Les affaires périclitent
Saad, qui reçoit longtemps ses visiteurs avec le portrait de son père posé sur un fauteuil à la place d’honneur, manque aussi singulièrement de charisme. « Il parle lentement, joue au chef de clan, mais ce n’est qu’une pose », raconte un analyste politique à Beyrouth. Ses adversaires se moquent de ce premier ministre « télécommande », brocardé pour prendre ses ordres à Riyad avant de les répercuter au Liban, où il se trouve rarement. Entre juin 2009 et janvier 2011, Hariri passe plus de 200 jours à l’étranger. Il skie en Suisse et se partage entre ses résidences en France, dont il détient la nationalité, en Sardaigne, et surtout en Arabie saoudite, dont il est aussi ressortissant.

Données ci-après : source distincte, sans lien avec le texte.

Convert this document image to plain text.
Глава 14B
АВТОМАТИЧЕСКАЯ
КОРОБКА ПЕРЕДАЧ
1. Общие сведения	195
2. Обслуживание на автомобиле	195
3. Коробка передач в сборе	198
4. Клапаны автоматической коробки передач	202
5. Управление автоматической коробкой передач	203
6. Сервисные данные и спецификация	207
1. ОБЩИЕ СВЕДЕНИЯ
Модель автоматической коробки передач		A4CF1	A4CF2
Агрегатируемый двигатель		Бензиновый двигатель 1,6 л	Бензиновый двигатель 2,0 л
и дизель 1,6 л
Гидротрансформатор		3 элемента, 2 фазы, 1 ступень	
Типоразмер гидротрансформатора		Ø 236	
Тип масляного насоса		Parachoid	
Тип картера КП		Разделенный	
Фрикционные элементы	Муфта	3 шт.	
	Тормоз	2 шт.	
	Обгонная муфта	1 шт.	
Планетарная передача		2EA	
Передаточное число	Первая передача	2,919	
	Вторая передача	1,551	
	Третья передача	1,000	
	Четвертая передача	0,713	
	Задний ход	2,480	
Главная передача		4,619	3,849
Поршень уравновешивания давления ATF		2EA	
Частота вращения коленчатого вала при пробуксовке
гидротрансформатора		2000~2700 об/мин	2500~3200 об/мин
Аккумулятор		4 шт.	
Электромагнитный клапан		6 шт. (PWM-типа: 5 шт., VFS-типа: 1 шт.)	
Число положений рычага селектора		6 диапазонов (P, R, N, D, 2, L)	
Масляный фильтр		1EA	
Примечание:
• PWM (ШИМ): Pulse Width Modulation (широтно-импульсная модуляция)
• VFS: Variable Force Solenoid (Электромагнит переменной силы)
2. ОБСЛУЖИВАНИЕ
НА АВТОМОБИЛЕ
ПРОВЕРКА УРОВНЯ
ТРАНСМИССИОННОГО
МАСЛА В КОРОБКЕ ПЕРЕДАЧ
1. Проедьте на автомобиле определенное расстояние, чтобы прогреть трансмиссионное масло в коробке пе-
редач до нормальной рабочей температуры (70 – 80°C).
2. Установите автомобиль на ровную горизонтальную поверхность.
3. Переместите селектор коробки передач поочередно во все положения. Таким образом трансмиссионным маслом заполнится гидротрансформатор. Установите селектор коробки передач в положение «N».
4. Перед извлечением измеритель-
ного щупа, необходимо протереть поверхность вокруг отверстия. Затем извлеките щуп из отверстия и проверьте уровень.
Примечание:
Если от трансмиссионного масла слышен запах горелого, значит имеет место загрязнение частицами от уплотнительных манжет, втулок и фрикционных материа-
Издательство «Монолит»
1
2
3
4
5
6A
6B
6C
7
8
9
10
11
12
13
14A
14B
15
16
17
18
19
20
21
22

« Il faut reconnaître que Saad Hariri a hérité d’une situation très difficile », dit Nicholas Blanford, auteur d’une magistrale biographie de Rafic Hariri (Killing M. Lebanon). « Il est opposé politiquement au Hezbollah, alors que rien ne peut se faire contre le Hezbollah au Liban. Il doit aussi faire des compromis, pour retrouver un accès aux marchés publics et renflouer ses sociétés. Il n’est sans doute pas un très bon politique, mais la situation à laquelle il doit faire face est presque insurmontable. » Saad Hariri est pris entre son alliance avec l’Arabie, dont il dépend étroitement sur le plan économique, et la domination croissante du Hezbollah sur la scène politique libanaise. Après avoir démontré sa force en prenant en quelques heures le contrôle de Beyrouth en mai 2008, le Hezbollah est tout-puissant au Liban. Il n’exerce pas directement le pouvoir, mais pose son veto quand il l’estime nécessaire.
Sur le plan financier, les difficultés s’accumulent pour Saad Hariri. Le royaume saoudien n’a plus les coffres aussi profonds, et les nouveaux dirigeants n’ont pas avec lui des relations aussi étroites que du temps de son père. Les contrats ne sont plus payés, ou avec de plus en plus de retard. « Comme Saudi Oger a des dépenses de fonctionnement importantes et de nombreux salariés, la société s’est retrouvée très exposée quand la trésorerie est venue à manquer », dit Charbel Nahas. Revenu au pouvoir en 2016, Saad Hariri tente une dernière fois de se refaire. Mais les victoires de l’Iran et du Hezbollah dans la région, en Syrie et en Irak, inquiètent plus le nouveau pouvoir saoudien que les difficultés du groupe Hariri. Sa démission et la fin de ses rapports privilégiés avec l’Arabie vont sans doute signifier la fin de Saudi Oger, et celle du système clientéliste mis en place par Rafic Hariri. Et la fin de la splendeur d’un clan qui a pendant trente ans pesé plus qu’un autre sur les destinées du Liban.